Acrescentava que via seu pai no dia 1 de cada mez e que nunca lhe perguntára por sua mãi. E, por lh'o referir o marido, soubera que seu pai a não levava a casa, porque era marido de uma riquissima mulata, velha e doente, de quem esperava herdar tudo, a não intervir entre elles algum caso que irritasse o genio ferocissimo da esposa. Mais dizia a baroneza que a mulata acabou os seus dias antes de acabar a paciencia do marido, e o instituira herdeiro; mas, como lhe tinha empeçonhado o sangue, pouco lhe sobrevivera o viuvo. D'onde resultou ficar Amelia opulenta herdeira, sob a tutela do paraense que a fez sua mulher. Concluiu, finalmente, a baroneza, mostrando ao meu amigo de Braga dous numeros do Periodico dos Pobres, do Porto, de agosto de 1845, os quaes ella encontrára nas gavetas de seu pai, e d'onde inferira o pouco que sabia do seu nascimento, e se lhe afervorára o filial desejo de procurar sua mãi, e afortunar-lhe os ultimos annos, se ella, por ventura de ambas, existisse.

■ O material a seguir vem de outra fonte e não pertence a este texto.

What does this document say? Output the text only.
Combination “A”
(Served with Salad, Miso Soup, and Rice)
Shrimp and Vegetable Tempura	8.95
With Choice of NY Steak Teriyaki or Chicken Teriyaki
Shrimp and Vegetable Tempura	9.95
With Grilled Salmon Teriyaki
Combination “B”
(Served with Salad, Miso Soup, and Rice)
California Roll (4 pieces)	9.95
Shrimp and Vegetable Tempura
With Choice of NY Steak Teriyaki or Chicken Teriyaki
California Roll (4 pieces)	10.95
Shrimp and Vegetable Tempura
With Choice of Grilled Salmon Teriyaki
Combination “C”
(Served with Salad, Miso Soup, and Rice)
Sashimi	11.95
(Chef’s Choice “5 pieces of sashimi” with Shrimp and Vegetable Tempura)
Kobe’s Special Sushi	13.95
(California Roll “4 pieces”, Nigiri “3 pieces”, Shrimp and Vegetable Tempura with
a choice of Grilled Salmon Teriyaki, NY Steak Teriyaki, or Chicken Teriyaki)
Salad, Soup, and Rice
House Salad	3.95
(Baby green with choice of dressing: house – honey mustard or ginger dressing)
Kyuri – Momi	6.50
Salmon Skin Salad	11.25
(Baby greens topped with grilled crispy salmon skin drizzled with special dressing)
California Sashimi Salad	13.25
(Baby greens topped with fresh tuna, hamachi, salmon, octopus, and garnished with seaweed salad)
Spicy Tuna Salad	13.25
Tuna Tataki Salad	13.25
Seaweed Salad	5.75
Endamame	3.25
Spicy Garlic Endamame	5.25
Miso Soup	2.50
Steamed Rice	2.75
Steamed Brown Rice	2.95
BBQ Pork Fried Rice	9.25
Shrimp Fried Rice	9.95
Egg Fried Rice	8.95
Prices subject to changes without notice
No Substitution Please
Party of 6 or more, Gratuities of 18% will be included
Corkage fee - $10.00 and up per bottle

Mostrou-me o meu amigo os dous numeros do Periodico dos Pobres, que diziam assim:
«MENINA PERDIDA.—No dia 31 de julho pelas 8 horas da noite appareceu batendo a uma porta na rua de Sant'Anna, freguesia de Mathosinhos, uma linda menina, de idade de 4 annos, branca, bem nutrida, cabello louro liso, com uma trança de perto de um palmo, olhos grandes azues, vestido curto de cassa riscada de vermelho, guarnecido de trancelim; calça de paninho branco com dous entremeios de renda; saia de paninho, e outra de baeta de algodão; collete de atacador de linho; chapéo de papelão coberto de sêda verde; sapatos de duraque cinzento acoturnados com botões ao lado, meia comprida de linha, ligas de fitas de nastro cosidas nas meias;—diz chamar-se Amelia, e que a mãi se chamava Anninhas, a qual vivia com um snr. Antonio. Esta criança foi vista ás 6 horas da tarde na estrada de Mathosinhos na companhia d'uma mulher de mantilha e vestida de preto, e um individuo de pouca idade vestido de calça e jaqueta azul e boné.
«Estes individuos haviam convidado uma mulher para levar a criança ao collo até Mathosinhos; como elles fossem ficando muito para traz, dando a entender desejarem livrar-se da criança, a mulher desconfiou d'alguma cilada, e os obrigou a tomarem conta da criança. Convidaram então um rapaz a quem prometteram 50 reis, o qual a levou ao collo, até que, vendo-se de repente abandonado dos ditos individuos, a deixou no lugar indicado e fugiu. A criança diz que a sua casa é perto do rio; que continuadamente via barcos; que ia aos banhos com a mãi; que fugia para a ponte do rio; e que o snr. Antonio ralhava; que brincava com outra menina que morava no andar de baixo, chamada Julia, a qual tinha bonecos para brincar, etc. Suppõe-se que tinha sido furtada a seus paes, ou por elles abandonada, e por isso se publica este facto para conhecimento de quem pertencer; a criança está em poder do actual administrador do concelho de Bouças em Mathosinhos.»